JMW Turner, Snow Storm - Steam-Boat off a Harbour's Mouth © Tate 2017

Above: Rodin's The Kiss arrives at Tate Liverpool.


“I remember working very very late with Antony, in fact I think we worked all night before the opening, getting this piece up properly. He was hands on with us.

“Quite often we’re also working with artists creating pieces. When the Turner Prize was here, Mike Nelson (one of the shortlisted artists) worked with us for two or three weeks within our workshops building a piece for that show.”

There isn’t a Nelson in Ken’s Show, but there is a work by Mark Wallinger who won the Turner Prize in 2007 when it was staged at Tate Liverpool.

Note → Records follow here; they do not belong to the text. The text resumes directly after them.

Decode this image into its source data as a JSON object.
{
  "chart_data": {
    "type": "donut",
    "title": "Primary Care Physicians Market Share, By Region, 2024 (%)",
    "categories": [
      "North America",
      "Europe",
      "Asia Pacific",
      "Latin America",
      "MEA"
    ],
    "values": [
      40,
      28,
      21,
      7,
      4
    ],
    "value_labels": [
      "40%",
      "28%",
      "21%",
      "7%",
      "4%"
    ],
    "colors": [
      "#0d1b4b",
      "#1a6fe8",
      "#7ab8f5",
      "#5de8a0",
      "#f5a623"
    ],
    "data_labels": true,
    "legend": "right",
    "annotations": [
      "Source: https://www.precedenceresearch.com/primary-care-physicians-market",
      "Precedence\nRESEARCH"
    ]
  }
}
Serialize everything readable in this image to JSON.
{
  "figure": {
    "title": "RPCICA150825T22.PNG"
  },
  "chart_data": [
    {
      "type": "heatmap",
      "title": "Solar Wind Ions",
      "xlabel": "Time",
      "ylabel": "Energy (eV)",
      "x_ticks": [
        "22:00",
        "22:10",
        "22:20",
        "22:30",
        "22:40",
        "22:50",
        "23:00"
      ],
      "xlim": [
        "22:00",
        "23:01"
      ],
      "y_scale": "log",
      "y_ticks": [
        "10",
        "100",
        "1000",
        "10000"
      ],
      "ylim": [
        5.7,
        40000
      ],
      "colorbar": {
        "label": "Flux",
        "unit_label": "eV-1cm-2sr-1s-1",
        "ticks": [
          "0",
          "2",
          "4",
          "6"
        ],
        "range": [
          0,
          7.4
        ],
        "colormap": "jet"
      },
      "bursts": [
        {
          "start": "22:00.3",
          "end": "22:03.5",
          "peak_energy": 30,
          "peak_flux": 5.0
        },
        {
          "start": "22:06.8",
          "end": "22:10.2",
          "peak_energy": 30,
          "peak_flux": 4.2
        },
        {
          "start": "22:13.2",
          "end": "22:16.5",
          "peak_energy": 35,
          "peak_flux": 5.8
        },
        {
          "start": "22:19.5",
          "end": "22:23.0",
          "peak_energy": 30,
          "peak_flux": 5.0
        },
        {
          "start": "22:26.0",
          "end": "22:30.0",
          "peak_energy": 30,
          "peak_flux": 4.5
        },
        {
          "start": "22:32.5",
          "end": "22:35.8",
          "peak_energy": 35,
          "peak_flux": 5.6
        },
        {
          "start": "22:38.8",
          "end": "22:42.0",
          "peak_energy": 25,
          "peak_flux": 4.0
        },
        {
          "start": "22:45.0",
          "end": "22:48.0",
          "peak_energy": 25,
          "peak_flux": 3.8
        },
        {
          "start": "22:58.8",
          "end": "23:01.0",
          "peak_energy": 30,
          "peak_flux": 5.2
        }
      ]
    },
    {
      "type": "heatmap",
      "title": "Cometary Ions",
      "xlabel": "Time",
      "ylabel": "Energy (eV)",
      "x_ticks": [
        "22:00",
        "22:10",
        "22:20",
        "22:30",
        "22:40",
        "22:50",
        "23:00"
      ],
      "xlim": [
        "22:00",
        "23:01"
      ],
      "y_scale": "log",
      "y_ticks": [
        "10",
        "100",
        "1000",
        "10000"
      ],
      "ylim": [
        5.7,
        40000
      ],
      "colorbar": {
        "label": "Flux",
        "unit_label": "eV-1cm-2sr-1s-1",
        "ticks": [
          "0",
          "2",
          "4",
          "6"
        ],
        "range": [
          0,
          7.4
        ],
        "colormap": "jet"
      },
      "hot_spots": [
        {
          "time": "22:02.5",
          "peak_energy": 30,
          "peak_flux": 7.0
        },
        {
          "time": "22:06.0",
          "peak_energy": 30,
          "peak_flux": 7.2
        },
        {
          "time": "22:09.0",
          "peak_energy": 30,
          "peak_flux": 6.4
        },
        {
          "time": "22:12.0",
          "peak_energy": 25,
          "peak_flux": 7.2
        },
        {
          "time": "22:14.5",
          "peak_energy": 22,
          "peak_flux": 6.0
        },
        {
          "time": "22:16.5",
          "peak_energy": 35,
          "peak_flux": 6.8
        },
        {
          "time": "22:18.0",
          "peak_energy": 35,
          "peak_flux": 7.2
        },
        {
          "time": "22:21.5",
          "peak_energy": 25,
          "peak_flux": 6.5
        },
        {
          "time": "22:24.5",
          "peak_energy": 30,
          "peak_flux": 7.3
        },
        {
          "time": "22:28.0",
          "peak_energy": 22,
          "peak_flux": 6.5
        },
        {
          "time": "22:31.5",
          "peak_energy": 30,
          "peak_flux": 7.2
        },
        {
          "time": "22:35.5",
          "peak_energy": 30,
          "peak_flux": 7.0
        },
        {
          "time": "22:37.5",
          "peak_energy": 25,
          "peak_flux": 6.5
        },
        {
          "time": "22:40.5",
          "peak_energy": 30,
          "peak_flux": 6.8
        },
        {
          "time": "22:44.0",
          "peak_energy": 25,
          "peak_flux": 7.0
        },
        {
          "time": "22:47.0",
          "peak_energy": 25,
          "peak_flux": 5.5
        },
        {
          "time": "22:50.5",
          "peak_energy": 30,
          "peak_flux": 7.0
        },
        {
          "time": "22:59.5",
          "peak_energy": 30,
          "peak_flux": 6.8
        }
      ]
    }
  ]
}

He is joined by the Phillip King piece that inspired Ken in the first place, along with works by Mark Rothko, Barbara Hepworth, JMW Turner, Piet Mondrian and an artwork by Graham Sutherland which is Ken’s favourite painting in the Tate collection.

The theme developed slowly, as Ken began to realise the works he was picking out “were kind of linked in exploring something we can’t see. And it might be space, emotions, some kind of light and colour and all sorts of things there.

“I began to realise that was the core theme for the show and began to build it around that.”

Along with the exhibition, Ken will do a curator’s tour, and between April 2 and 8 he and some former colleagues will be ‘in residence’ at Tate Exchange to chat about his 30 years at the Albert Dock gallery.

Ken’s Show: Exploring the Unseen is at Tate Liverpool from March 30 to June 17 and is free.